Cola ve Şeker Uyumu
Dünya genelinde sıklıkla tüketilen içeceklerin başında gazlı içecekler ilgi görmektedir. Özellikle sıcak yaz günlerinde ve yemeklerin yanında vazgeçilmez içecek olarak yer almaktadır.
Çoğu uzmanlar, içerisinde bulundukları katkı maddeleri nedeniyle önermemektedirler. Gazlı içecekler, başta şeker yoğunluğundan dolayı tartışma konusu olarak gündeme gelmektedir.
Bu bağlamda biz de konumuzu daha özele indirgeyerek gazlı içeceklerin şeker ilişkisine dikkat çekmeye çalışacağız.
Öncelikli olarak şekere değinmeden katkı maddesinin ne olduğu sorusunu cevaplandırmak gerekmektedir.
Katkı maddesi, aslında duyulduğu zaman zihnimizde ilk çağrıştığı gibi uzak durulması gereken bir şey değildir. Yiyeceklere veya içeceklere çeşitli amaçlarla sonradan eklenenen her şey katkı maddesi olarak kabul edilmektedir.
Tuz, sirke ve şeker en bilindik katkı maddeleridir. Bu maddeler sayesinde geçmişte insanlar yiyeceklerinin ömrünü uzatmış veya farklı lezzetlere dönüştürmüşlerdir.
Günümüzde katkı maddesi denildiği zaman sadece doğal olmayan, tatlandırıcı, renklendirici zararlı maddeler akla gelmektedir. İşin aslı katkı maddelerini kullanmaktan ziyade bunun ne şekilde kullanıldığı önem kazanmaktadır.

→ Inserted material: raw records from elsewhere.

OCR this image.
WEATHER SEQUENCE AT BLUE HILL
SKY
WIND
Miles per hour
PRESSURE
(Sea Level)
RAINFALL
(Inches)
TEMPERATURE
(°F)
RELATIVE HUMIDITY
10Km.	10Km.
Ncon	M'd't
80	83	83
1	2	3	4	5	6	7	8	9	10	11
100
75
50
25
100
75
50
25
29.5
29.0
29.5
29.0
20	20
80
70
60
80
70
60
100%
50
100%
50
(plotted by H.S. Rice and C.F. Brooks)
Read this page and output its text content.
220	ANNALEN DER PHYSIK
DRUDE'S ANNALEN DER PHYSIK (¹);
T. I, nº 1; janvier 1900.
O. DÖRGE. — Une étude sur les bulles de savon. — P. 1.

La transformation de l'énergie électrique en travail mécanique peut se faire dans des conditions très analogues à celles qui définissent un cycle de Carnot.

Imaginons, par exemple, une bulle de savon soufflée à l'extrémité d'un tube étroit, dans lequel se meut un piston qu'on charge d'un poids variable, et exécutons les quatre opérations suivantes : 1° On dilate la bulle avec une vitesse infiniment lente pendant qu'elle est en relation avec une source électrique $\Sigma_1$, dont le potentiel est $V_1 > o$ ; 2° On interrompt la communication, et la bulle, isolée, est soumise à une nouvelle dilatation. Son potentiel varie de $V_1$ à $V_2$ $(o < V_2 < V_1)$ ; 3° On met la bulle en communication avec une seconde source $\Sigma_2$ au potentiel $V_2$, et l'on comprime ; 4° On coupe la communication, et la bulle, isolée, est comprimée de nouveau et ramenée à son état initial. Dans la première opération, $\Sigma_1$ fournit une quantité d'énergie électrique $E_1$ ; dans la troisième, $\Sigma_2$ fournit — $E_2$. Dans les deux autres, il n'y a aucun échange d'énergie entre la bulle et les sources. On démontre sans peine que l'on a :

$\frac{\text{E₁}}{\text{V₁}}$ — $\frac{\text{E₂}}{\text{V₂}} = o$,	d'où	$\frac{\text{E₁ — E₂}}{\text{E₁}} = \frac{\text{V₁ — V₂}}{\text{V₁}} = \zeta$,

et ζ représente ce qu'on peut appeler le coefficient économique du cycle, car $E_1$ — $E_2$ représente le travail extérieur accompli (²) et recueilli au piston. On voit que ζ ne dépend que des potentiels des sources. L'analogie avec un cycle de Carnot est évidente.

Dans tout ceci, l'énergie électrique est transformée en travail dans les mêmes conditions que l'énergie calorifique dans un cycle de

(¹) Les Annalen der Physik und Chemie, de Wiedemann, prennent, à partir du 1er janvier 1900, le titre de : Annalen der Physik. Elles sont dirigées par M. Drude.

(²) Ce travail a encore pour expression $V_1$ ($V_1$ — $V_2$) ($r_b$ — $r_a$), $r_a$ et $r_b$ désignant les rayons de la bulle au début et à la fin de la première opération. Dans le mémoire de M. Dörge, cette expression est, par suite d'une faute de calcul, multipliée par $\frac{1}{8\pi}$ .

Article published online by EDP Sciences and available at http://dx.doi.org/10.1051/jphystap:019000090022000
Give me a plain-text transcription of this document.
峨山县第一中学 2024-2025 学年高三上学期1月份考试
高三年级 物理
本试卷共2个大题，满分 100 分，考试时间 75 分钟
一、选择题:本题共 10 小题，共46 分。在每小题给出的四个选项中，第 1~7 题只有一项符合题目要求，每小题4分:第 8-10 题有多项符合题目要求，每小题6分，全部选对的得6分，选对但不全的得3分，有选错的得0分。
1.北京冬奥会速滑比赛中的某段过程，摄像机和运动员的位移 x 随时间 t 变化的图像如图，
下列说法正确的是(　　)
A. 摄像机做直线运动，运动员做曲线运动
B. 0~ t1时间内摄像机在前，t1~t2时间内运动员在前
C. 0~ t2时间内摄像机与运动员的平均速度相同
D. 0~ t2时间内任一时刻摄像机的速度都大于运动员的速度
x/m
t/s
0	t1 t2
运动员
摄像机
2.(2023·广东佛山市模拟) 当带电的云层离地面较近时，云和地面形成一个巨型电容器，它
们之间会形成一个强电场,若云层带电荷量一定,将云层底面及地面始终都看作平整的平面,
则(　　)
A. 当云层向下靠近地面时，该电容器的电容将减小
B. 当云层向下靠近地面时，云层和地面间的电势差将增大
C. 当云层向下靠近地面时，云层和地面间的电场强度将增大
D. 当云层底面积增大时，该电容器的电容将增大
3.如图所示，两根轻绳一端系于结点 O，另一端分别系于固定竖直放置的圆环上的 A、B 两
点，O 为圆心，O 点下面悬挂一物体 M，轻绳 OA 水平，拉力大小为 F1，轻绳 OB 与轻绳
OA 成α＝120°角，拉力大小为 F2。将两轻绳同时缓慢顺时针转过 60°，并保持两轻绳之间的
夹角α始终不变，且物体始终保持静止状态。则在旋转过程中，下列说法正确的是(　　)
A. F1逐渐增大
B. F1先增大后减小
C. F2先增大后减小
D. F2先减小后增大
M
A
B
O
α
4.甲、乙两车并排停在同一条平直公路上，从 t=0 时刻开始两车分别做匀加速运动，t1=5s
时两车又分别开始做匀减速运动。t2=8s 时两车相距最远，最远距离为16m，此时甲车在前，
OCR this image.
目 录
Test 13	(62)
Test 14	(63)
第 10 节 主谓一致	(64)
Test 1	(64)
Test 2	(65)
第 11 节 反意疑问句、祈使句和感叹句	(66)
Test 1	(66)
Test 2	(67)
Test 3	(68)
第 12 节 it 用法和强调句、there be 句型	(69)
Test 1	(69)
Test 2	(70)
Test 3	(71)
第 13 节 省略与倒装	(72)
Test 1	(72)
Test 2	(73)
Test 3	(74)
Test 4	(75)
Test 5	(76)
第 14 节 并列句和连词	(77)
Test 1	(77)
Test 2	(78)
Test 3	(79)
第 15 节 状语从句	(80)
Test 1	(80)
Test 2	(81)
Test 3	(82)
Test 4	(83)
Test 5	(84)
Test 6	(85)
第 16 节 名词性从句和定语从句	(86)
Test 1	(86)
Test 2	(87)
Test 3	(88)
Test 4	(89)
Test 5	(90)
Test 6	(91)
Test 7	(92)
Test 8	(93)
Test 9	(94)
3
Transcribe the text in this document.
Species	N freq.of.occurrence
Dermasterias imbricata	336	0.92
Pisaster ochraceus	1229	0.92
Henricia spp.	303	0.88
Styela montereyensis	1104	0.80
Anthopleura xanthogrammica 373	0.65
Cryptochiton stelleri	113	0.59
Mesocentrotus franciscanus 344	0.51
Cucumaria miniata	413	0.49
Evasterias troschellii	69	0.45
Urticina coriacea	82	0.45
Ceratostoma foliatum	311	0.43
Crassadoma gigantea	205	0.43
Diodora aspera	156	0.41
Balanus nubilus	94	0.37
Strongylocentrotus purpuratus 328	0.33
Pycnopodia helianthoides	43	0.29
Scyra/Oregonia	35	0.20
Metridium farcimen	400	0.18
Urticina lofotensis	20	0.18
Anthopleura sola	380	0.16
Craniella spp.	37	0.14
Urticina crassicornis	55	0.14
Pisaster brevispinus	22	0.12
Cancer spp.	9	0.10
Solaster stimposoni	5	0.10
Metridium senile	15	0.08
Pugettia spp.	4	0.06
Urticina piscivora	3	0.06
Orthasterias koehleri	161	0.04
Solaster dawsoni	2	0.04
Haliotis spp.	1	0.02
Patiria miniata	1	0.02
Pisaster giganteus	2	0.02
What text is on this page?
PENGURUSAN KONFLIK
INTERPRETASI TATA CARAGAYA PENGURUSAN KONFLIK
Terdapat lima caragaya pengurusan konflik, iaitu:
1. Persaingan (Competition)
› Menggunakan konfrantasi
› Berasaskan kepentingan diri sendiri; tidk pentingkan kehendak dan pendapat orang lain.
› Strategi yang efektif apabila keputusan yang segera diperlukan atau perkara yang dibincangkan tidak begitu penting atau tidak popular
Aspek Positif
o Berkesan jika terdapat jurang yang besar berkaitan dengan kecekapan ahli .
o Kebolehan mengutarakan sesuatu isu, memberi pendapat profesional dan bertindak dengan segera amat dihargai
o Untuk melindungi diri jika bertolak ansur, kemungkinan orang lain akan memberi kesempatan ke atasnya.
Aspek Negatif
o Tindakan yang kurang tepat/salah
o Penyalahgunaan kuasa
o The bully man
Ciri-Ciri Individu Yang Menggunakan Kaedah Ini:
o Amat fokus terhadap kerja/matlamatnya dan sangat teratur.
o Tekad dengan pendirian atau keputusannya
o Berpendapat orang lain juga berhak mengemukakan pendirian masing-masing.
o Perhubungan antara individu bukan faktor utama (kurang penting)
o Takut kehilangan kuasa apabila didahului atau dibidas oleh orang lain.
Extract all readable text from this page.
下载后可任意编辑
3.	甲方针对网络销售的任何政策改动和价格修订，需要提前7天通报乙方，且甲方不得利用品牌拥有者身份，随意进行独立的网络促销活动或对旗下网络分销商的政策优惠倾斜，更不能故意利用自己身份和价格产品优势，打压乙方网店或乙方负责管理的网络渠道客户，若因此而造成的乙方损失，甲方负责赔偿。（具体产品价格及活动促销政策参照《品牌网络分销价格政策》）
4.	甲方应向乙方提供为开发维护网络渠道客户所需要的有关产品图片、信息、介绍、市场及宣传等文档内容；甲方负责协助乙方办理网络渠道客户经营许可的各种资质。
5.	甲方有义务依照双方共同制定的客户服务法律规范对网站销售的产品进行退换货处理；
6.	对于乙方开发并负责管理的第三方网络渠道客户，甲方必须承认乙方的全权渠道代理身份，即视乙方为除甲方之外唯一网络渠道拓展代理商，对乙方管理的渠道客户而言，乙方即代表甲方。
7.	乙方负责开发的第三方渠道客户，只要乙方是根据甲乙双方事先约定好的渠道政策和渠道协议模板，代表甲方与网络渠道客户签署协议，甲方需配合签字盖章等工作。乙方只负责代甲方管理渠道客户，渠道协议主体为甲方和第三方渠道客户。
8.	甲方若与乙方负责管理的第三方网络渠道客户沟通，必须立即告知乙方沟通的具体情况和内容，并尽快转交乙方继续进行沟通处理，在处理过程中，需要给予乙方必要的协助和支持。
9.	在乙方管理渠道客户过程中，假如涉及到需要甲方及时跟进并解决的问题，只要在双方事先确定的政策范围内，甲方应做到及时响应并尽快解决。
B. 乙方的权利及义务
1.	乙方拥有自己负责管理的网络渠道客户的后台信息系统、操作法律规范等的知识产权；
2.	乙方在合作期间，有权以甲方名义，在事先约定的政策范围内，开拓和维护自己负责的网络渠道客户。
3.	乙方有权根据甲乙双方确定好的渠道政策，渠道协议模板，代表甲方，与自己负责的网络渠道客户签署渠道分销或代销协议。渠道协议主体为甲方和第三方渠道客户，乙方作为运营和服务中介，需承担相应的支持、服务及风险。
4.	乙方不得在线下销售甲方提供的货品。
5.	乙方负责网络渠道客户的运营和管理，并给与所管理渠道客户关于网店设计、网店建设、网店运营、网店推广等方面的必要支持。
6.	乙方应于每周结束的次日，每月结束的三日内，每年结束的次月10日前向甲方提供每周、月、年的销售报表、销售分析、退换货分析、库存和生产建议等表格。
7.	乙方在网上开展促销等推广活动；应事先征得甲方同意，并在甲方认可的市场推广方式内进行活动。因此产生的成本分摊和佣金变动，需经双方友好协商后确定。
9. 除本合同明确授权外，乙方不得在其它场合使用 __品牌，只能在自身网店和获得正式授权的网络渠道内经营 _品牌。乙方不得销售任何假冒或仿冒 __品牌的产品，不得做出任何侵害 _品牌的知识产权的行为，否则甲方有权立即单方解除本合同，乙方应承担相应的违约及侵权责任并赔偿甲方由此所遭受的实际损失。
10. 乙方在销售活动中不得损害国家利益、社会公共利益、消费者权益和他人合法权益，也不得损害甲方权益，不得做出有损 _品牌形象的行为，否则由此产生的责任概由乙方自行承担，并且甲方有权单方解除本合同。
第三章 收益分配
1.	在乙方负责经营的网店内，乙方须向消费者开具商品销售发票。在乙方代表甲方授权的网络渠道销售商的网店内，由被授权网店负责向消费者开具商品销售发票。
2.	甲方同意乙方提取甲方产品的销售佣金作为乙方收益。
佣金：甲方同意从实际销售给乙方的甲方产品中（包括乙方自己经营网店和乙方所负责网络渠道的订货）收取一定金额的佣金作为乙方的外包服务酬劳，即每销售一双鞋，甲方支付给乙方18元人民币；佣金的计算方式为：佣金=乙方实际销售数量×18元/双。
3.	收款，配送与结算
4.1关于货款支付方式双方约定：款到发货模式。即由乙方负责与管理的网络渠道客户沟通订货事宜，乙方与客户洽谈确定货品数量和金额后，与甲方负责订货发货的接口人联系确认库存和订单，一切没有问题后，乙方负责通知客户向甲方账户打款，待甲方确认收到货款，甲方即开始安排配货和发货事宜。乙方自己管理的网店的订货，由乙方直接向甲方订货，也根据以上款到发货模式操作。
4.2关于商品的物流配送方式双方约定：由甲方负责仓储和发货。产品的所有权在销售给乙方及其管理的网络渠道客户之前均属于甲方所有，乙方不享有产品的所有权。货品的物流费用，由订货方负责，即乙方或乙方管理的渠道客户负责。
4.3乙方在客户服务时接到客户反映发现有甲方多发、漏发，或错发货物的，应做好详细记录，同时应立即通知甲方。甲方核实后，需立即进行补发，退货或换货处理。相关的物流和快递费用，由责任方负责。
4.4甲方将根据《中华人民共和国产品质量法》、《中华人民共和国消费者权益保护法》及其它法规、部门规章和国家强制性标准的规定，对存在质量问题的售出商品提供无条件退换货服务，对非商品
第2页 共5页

Gazlı içeceklerin içerisinde yoğun olarak bulunan şeker ise içecek sektörünün temel yapı taşlarından birisidir. Misal bir bardak Coca Cola içerisinde 250ml (28gr) şeker bulunmaktadır. Colanın asidik yapısı ve yoğun tat aroması soğukla birleştiği zaman ferahlatıcı bir özelliğe sahip olmaktadır.
Bununla birlikte şeker, son yüzyılda hiç olmadığı kadar tüketilmeye başladı. Bu durum insanların şeker ve türevlerine dair bilinçli yöneliminin olduğunu göstermektedir.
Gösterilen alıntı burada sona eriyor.